If that becomes the problem, I think the NBFCs will have to change their track, show RBI. It will take six to eight months just as JM has taken about six months to be able to convince RBI about their share-based lending.
For six months there is going to be trouble in these companies, but if they get their act together and they are able to show the RBI that they have set up processes to ensure that the rates are within their own defined limits, I think that will help. But for six months, expect nothing. Manappuram will probably see that income hit for the next six months. Starting from today, they cannot lend anymore until RBI comes back.

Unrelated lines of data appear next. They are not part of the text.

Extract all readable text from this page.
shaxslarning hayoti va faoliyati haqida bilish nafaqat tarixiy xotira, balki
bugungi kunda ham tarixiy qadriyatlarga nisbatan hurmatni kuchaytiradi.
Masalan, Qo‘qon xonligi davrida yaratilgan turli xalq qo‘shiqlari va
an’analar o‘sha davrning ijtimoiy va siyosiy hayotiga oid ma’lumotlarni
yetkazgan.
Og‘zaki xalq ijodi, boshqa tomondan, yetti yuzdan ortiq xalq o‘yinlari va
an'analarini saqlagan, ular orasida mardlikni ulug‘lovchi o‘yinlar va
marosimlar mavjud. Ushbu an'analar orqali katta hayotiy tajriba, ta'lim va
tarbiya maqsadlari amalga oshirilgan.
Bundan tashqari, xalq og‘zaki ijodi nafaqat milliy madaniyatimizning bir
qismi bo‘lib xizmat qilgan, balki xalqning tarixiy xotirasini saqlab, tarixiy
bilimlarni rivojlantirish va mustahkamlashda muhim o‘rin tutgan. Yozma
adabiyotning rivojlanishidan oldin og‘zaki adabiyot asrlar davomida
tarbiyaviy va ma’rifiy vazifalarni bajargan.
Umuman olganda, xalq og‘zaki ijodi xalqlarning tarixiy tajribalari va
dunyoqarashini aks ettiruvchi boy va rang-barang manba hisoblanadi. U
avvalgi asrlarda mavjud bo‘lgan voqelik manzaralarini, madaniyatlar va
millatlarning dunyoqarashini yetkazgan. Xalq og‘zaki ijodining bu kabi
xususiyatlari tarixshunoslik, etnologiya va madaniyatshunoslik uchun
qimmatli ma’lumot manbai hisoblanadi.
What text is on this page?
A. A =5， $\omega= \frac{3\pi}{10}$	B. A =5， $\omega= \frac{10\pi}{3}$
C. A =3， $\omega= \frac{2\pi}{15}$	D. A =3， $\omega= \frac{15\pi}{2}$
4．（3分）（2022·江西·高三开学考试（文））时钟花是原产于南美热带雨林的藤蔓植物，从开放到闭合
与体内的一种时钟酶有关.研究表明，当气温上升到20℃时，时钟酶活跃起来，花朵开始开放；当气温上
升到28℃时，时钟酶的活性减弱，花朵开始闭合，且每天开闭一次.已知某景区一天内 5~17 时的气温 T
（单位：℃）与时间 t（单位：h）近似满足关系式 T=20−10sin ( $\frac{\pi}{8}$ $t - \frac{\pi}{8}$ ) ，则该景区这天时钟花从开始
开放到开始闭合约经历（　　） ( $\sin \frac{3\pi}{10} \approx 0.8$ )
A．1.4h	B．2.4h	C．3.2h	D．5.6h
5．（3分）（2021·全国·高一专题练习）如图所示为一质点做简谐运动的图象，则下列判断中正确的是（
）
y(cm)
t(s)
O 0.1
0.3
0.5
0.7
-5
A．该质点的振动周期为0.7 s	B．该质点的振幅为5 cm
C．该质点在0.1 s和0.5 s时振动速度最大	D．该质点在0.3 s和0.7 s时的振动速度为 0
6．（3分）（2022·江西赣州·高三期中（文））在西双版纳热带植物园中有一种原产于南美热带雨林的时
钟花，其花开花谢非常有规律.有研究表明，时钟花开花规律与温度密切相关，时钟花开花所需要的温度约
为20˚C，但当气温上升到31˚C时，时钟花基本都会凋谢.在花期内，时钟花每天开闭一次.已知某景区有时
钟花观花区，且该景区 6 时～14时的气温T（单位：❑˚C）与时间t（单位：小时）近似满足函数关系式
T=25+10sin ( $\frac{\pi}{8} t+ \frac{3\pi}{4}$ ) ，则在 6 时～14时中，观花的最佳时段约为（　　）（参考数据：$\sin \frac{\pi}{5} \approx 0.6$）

I believe that they have seen these kinds of things in the past and they know how to handle it. The other players probably do not so they will have to learn it for the first time. I do not see this as a long-term problem, but in the short term Manappuram is going to take a hit. We do not have a position here.
The earning season so far has attracted more downgrades. Hardly any upgrade barring one or two and this is for the second quarter now that earning estimates have been downgraded. What does that mean for the overall market because markets have moved independently of what the economic reality is or the earnings picture is?
Deepak Shenoy: In fact, I think markets have moved independently of everything. But earnings are under a little bit of stress. Last time we saw a problem with the earnings in retail. We have had not enough retailers give results, but there is some stress. We have seen this in Reliance Retail. We have seen this D-Mart to that extent I think there is some kind of consumption level stress. Diwali quarter will probably determine how bad it really is or if there was a push towards Diwali rather than in the earlier quarters.
But rural consumption should be doing well. I think there has been both an increase in prices, inflation in which vegetables in the last month or last month and a half or so, it has also been a fairly good harvest, so I do not think, and plus elections, so that trickle-down effect will probably come in towards the latter half of this year.
So, overall, we are seeing some kind of subdued results in most of the larger corporates. We should see some of the industrials come back to life because government orders were stalled because of elections in the earlier quarter, so we should see some kind of revival now. But I do not see huge earnings increase this time. If we were to get at a Nifty level 10% to 11% in this quarter, I think that would be fantastic.
Right now the visibility is not there. The top banks are at 5% or 6% bottom-line growth, even Reliance is at par or just a little bit below last time. So, I do not see this as a very big quarter for the largecaps. The midcaps and smallcaps may surprise us, so I think that is the thing to look out for. Right now, the downgrades in earnings are coming in only because of the larger cap results. Let us see how the small and midcaps come. Some of them have actually come out quite decently.